All true Christians agree on the most important doctrinal beliefs—the ones that actually classify us, through belief in them, as Christians (for example, the identity of Jesus as the divine Son of God, his literal death and bodily resurrection, salvation by grace alone through faith in Christ alone, along with many other core Christian doctrines). Despite this essential unity on the most important matters, we sometimes arrive at differing positions on what are often called “secondary” doctrines. The various denominations within modern Christianity are separated on these very things—sincerely held but differing convictions on what they hold to be important (though perhaps “secondary”) biblical matters.
Given the fact that Christians are instructed to be “eager to maintain the unity of the Spirit in the bond of peace” (Ephesians 4:3), there is much to commend those who, though holding differing opinions on certain matters, stay together when possible. Furthermore, any differences in conviction that seem to unavoidably bring about separation (even the peaceful kind) must be understood as less than ideal in light of the high biblical standard of unity.
The fact is, in our modern multi-denominational context, all Christians have personal choices to make regarding which group(s) are right on various “secondary” matters, and which biblical matters are of sufficient importance to require organizational separation where differences persist. My intent in this short article is not to sway you in any particular direction regarding any particular controversial matter. Instead, I simply intend to instruct and exhort you how to, and how not to, go about making your own decisions.
1. Don’t blindly assume that you were raised in the best biblical tradition. I’m not encouraging needless questioning of every teaching, or a rebellious spirit toward your parents or church leaders. I’m simply encouraging you to study to understand the Bible for yourself. Ask questions where you seem to find that long-held traditions don’t square with what you are learning from your own study of Scripture. Sincere questions should never be viewed as threatening by spiritual leaders who truly want to know for themselves what the Bible really teaches, and are humble enough to rethink long-held positions.
2. Don’t base your convictions solely on what the early church fathers held. The list of those who are considered to be part of this group includes men who lived as early as the end of the 1st Century AD, extending to three or four hundred years later. Because errant Bible teaching can slip in and become entrenched within a decade or even less, these men were no more or less in danger of going astray than Bible teachers who study and write today. Furthermore, as in every generation, they lived in the midst of historical, cultural, and political factors that may have pulled them away from the best understanding of Scripture at times. These men are certainly to be respected, and their writings are worth reading, but their opinions should not be viewed as the end of the matter.

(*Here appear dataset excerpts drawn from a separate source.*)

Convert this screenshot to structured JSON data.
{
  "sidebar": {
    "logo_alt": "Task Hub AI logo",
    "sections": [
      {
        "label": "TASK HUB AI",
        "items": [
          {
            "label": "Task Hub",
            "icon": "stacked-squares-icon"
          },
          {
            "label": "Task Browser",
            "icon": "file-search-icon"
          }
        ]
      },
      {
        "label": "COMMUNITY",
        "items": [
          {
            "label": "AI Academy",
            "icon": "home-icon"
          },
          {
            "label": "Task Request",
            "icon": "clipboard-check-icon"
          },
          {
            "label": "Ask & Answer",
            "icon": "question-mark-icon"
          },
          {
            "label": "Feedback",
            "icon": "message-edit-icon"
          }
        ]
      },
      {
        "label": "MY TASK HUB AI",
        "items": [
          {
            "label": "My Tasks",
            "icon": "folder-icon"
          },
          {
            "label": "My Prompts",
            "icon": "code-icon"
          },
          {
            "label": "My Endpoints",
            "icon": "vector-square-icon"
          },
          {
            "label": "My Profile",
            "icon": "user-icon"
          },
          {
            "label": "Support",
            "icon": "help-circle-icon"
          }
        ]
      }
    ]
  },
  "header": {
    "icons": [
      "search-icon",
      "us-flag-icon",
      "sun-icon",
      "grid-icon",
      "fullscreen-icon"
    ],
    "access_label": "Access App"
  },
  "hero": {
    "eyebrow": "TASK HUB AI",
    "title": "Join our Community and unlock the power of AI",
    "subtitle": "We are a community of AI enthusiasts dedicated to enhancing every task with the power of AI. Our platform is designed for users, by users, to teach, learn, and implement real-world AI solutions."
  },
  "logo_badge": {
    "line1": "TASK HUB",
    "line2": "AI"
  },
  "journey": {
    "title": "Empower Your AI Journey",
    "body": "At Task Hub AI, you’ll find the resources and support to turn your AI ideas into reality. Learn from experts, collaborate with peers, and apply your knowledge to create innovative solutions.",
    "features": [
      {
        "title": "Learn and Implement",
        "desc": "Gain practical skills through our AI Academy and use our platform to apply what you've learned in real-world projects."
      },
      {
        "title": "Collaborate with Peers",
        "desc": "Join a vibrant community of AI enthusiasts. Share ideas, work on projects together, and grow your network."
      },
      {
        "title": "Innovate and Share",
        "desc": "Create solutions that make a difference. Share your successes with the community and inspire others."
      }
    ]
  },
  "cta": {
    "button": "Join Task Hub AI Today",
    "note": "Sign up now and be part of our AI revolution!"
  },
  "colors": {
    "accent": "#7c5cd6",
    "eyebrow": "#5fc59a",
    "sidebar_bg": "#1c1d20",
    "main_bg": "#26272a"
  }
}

3. Don’t believe it just because your favorite Bible translation words it this way. I would commend to you any of several “essentially literal” modern translations of the Bible (e.g., ESV, NASB, NKJV, NET, etc.). These are all faithful translations of the original writings, but in certain places even these faithful translations differ based on interpretive matters. Before arriving at a strong conviction based on just one translation, you would be wise to study several of these, and do your research to discover what these differences are all about.
4. Don’t become a current popular teacher’s groupie. As excellent as some modern-day teachers and writers are, and as blessed as we are to have their teaching readily available in various forms, you would not be wise to form your strongest convictions “because John Piper holds this” or “because John MacArthur believes this.” I have personally gained much from reading and listening to both of these men, and I would unhesitatingly commend both of them to you as solid Bible teachers, but I still do not automatically esteem their doctrinal positions as the final word on any matter. They, after all, do not even agree with each other on every point, so at least one of them has to be wrong in these instances.
5. Don’t be swayed in your convictions by our ever-shifting cultural values. The Bible is a timeless book, with unchanging importance and applicability to every generation. While cultural norms change ceaselessly, God’s will for mankind, as revealed in Scripture, never does. It is the obligation of mankind to conform to God’s Word, rather than vice versa.
In case you haven’t noticed already, I’ve been preparing you for this conclusion: Form your convictions on any biblical matter on the basis of the written text of Scripture, and on that alone. You may not be the most accomplished Bible student or scholar or teacher, but you do have the ability to read and understand the text of Scripture for yourself. Whatever your Christian tradition, whatever your pastor teaches, whatever the early church Fathers wrote, whatever your favorite Bible translation, whatever you hear online or on the radio, believe it and live it because you personally see it in God’s word.